I think it depends on the author. I know that C.E. Murphy raised money on Kickstarter to write a novela that was a spin off from one of her series. Her publisher wasn't interested but her fans wanted it enough to pay for it. For the minimum donation you recieved an e-copy. For additional donations you got other things including a print copy.

I don't think this would work for every author. I think fantasy fans are used to paying for things they want since some small presses release limited edition titles which can go fo $$40 for a 200 page hard cover. And they manage to sell them.

D. Jean Quarles said...

I had a similar feeling when an aspiring author wrote to me and said she needed to pay off school debt and wanted her friends to help her write a book - send in your stories- so she could publish and make lots of money quick. Hmmm.

Elizabeth Zelvin said...

I find myself hoping he won't succeed. I'd rather the results disproved the absurd hypothesis. But publishing and everything connected with it is so crazy these days that I can't say I'm sure it won't work.

BTW, launch parties in bookstores are free. Say $50-75 for wine from a discount place like Trader Joe's. At Otto Penzler's Mysterious Bookshop in New York (the last one standing of formerly four mystery bookstores in Manhattan), I'm pretty sure they still provide the drinks. You can serve snacks if you want ($100-200 tops, less if you make the food yourself), but it's not essential. And a bookstore launch is great for author-bookseller relations, because the event makes money for the store.
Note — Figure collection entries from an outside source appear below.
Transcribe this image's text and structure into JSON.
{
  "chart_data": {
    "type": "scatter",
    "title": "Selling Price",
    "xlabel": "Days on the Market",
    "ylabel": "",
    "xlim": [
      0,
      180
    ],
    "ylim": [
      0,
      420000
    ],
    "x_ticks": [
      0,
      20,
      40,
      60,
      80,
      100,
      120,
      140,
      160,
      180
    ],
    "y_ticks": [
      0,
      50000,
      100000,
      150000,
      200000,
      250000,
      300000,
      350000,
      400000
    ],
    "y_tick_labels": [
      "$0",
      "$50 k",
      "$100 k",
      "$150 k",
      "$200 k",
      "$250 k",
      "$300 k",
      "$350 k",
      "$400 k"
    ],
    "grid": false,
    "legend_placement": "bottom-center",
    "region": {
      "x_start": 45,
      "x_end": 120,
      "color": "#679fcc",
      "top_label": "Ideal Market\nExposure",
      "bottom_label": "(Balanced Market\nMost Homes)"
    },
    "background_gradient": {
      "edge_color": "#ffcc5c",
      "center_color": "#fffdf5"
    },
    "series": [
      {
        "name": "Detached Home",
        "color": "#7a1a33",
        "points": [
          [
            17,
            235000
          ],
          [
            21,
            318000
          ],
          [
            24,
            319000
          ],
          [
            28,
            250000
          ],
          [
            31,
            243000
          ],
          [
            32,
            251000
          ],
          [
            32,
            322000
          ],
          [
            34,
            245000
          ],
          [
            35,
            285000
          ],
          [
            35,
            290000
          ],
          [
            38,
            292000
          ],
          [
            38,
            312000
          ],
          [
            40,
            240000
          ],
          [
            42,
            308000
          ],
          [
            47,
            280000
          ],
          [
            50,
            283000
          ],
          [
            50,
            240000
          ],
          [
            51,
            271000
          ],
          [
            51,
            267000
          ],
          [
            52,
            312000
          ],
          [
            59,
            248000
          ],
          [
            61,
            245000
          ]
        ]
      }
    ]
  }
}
In other words, you don't need venture capital or even a fat advance to celebrate when your book comes out. :)

Polly Iyer said...
This comment has been removed by the author.
Polly Iyer said...

I'd never heard of Kickstarter, but I went onto their website and was stunned to see the projects more that 100% funded, even some from people whose name I recognized. I'm curious how the people who fund these ventures recoup their money. One book was pulled by Kickstarter because it appeared to be a how-to on assaulting women. Makes you wonder how careful they are in accepting the projects on their site.

JJM said...

Polly Iyer wrote: "I'm curious how the people who fund these ventures recoup their money."

We don't. It's never a question of recouping our money, because it's not an investment as such. We do get some form of reward, its nature dependent on the amount pledged, but it's never worth the amount of the donation in retail terms. What we get, instead, is knowing we have helped someone fullfil a dream, or produce something truly worthwhile.

You do have to look carefully at the proposed project. The one Sheila Connolly describes, given the writer's background ... meh. I wouldn't participate. But, two years ago, I helped fund a two-week run of an off-Broadway musical. Every time I listen to the original cast album (and it's a pretty good one), I "recoup" my "investment" in personal satisfaction. Worth it, definitely.

Karen Cioffi said...

I guess the saying that if you live long enough you'll see everything pertains to book publishing also. I've received a couple of requests (through LinkedIn members) to fund the authors' books.

If I had the time, I'd email back and ask them to fund my projects.

The world, I fear, has developed a 'I want it now and don't want to work or pay for it' philosophy.

Steven M. Moore said...

Hi Sheila,
I participated in a Kickstarter campaign to amplify eFiction's reach (I don't remember the details--I've published two short stories in eFiction in the past). My thoughts? I considered this a donation to support an eZine--I think we need more of them. I never expected to see any return for my money. As far as I know, the campaign failed. Moreover, eFiction is fast becoming just a vehicle where writers can get their stories critiqued by other writers (yeah, another one of those).
I'd never seen a campaign for a book, though. $18,000 for one book? What's he want, a cover from Alejandro Obregon? Gold-inlaid letters for chapter beginnings? I don't get it! I know you can't show his budget without revealing his name, but it sounds absurd, especially for this guy writing on a shoestring budget.